The whispers returned, more insistent now.
"Let him go, Valencia. He's not yours to keep."
The scene wavered again, colors bleeding into one another like watercolors in the rain.
When her vision cleared, she was staring at a mirror image of herself… a girl with the same blonde hair, the same red eyes, but with an expression of profound sadness.
"You have to let him go," her doppelgänger said softly. "For both your sakes."
Valencia reached out toward her reflection.
"I don't understand. Let who go?"
But before her fingers could touch the other Valencia, the world tilted sickeningly, colors swirling into a vortex that pulled her down, down, down...
GASP!
Valencia bolted upright on the sofa, her body drenched in sweat, chest heaving as she gulped air like someone who'd been underwater too long.
The safe house was quiet around her, the others still sleeping peacefully in the pre-dawn gloom.
Her hands flew to her face, finding it wet with tears she didn't remember shedding.
Her heart raced painfully against her ribs, and her stomach churned with residual nausea from... whatever that had been.
"A dream?"
Valencia blinked hard.
As she swung her legs to the floor, something warm pulsed against her thigh.

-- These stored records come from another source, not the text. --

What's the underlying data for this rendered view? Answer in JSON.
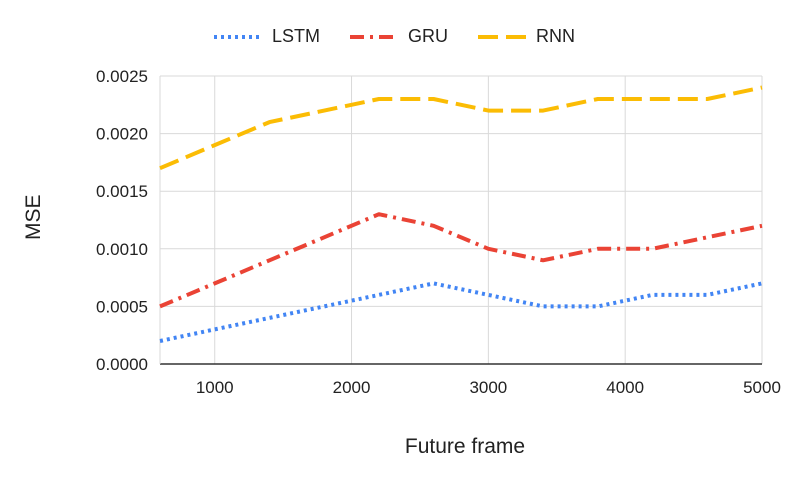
{
  "chart_data": {
    "type": "line",
    "title": "",
    "xlabel": "Future frame",
    "ylabel": "MSE",
    "xlim": [
      600,
      5000
    ],
    "ylim": [
      0,
      0.0025
    ],
    "x_ticks": [
      "1000",
      "2000",
      "3000",
      "4000",
      "5000"
    ],
    "y_ticks": [
      "0.0000",
      "0.0005",
      "0.0010",
      "0.0015",
      "0.0020",
      "0.0025"
    ],
    "x": [
      600,
      1000,
      1400,
      1800,
      2200,
      2600,
      3000,
      3400,
      3800,
      4200,
      4600,
      5000
    ],
    "series": [
      {
        "name": "LSTM",
        "color": "#4285f4",
        "style": "dotted",
        "values": [
          0.0002,
          0.0003,
          0.0004,
          0.0005,
          0.0006,
          0.0007,
          0.0006,
          0.0005,
          0.0005,
          0.0006,
          0.0006,
          0.0007
        ]
      },
      {
        "name": "GRU",
        "color": "#ea4335",
        "style": "dashdot",
        "values": [
          0.0005,
          0.0007,
          0.0009,
          0.0011,
          0.0013,
          0.0012,
          0.001,
          0.0009,
          0.001,
          0.001,
          0.0011,
          0.0012
        ]
      },
      {
        "name": "RNN",
        "color": "#fbbc04",
        "style": "dashed",
        "values": [
          0.0017,
          0.0019,
          0.0021,
          0.0022,
          0.0023,
          0.0023,
          0.0022,
          0.0022,
          0.0023,
          0.0023,
          0.0023,
          0.0024
        ]
      }
    ],
    "grid": true,
    "legend_position": "top-center"
  }
}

Valencia reached into her pocket with shaking fingers and withdrew the crystalline shard they had collected from the Golden Scales territory.
The fragment glowed with an intense inner light, pulsing in perfect rhythm with her racing heartbeat.

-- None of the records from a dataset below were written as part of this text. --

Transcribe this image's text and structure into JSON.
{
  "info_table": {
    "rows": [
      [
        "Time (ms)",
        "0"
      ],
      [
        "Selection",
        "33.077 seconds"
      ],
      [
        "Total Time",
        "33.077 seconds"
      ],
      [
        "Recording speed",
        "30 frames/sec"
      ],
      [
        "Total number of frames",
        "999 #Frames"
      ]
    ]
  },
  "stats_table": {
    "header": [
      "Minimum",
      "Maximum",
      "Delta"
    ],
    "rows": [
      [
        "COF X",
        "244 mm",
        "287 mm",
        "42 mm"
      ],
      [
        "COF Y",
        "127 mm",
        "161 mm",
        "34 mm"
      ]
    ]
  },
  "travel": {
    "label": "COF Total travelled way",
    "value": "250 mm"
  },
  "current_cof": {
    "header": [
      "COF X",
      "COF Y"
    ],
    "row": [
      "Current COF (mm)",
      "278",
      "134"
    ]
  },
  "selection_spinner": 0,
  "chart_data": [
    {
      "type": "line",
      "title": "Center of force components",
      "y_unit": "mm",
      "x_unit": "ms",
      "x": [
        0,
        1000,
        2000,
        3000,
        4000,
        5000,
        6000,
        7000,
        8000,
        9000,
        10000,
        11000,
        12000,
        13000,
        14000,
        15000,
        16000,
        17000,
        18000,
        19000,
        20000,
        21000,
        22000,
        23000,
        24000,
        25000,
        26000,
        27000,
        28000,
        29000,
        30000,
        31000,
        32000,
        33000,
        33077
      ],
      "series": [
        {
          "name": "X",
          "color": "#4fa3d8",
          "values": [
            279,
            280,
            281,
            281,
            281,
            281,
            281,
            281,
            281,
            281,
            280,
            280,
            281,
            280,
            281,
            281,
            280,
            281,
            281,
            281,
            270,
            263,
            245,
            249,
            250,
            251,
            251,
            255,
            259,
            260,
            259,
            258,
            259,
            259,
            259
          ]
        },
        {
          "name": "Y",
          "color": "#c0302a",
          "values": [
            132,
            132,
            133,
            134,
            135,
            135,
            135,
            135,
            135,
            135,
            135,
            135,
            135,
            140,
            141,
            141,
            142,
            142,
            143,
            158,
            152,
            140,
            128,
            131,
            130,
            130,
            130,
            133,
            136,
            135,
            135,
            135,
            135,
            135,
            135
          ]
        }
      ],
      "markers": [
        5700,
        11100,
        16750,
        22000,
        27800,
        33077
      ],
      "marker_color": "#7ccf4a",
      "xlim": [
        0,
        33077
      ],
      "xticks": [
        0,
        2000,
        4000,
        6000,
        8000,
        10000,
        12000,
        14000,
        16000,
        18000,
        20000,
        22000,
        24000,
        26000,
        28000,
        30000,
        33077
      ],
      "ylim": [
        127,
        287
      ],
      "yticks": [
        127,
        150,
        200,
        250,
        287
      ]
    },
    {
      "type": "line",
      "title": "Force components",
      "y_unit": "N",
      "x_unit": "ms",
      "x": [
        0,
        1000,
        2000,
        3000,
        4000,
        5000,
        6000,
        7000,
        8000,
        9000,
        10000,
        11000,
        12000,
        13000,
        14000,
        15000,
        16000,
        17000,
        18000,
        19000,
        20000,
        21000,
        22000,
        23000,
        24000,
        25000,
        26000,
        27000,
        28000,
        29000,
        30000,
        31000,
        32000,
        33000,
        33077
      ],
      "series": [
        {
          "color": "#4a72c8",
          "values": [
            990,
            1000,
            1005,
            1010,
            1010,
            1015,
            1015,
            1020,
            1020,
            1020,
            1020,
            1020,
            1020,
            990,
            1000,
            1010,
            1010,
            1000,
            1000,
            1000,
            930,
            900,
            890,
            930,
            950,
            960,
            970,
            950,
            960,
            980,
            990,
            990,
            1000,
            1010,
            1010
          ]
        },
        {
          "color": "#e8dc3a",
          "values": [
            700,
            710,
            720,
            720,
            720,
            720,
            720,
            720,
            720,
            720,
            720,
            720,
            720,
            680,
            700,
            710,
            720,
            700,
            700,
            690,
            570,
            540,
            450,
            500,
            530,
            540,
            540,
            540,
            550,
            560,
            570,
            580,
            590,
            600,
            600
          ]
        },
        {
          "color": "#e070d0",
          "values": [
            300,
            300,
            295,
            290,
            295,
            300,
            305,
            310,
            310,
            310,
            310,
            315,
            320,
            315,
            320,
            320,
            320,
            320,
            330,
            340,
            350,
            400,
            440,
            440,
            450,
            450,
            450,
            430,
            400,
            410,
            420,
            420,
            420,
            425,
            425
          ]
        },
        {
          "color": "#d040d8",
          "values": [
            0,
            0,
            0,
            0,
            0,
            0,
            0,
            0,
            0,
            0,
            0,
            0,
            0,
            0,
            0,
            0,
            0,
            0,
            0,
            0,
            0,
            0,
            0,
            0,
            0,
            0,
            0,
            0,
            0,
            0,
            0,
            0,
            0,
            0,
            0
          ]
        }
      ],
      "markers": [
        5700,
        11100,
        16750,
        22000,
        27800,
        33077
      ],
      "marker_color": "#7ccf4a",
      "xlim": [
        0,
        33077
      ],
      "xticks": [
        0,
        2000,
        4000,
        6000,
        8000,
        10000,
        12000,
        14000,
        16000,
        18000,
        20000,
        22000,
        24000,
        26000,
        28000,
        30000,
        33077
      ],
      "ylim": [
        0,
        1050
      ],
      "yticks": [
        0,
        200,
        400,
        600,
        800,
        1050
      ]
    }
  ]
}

Brilliant colors swirled within its translucent depths, not just reflecting the dim light of the safe house, but generating its own luminescence from within.
"It's never done this before," she murmured, turning the shard in her palm.
The moment her skin made full contact with the crystal, images flooded her mind and she saw fragments of memories that weren't her own.
A battlefield with bodies, a manuscript filled with elegant handwriting, a man standing alone atop a tower, and another man laying against the ground.
Valencia nearly dropped the shard, startled by the intensity of the visions.
The crystal seemed almost alive in her hand, vibrating with purpose, trying desperately to communicate something beyond her comprehension.
"Aren't they supposed to be fragments that help us leave this place?" she remembered Rel saying during their meal.
But he'd never mentioned they could show visions or memories.
She carefully wrapped the shard in a piece of cloth and tucked it away.
The pulsing subsided somewhat, but she could still feel its warmth against her leg, like a living thing seeking her attention.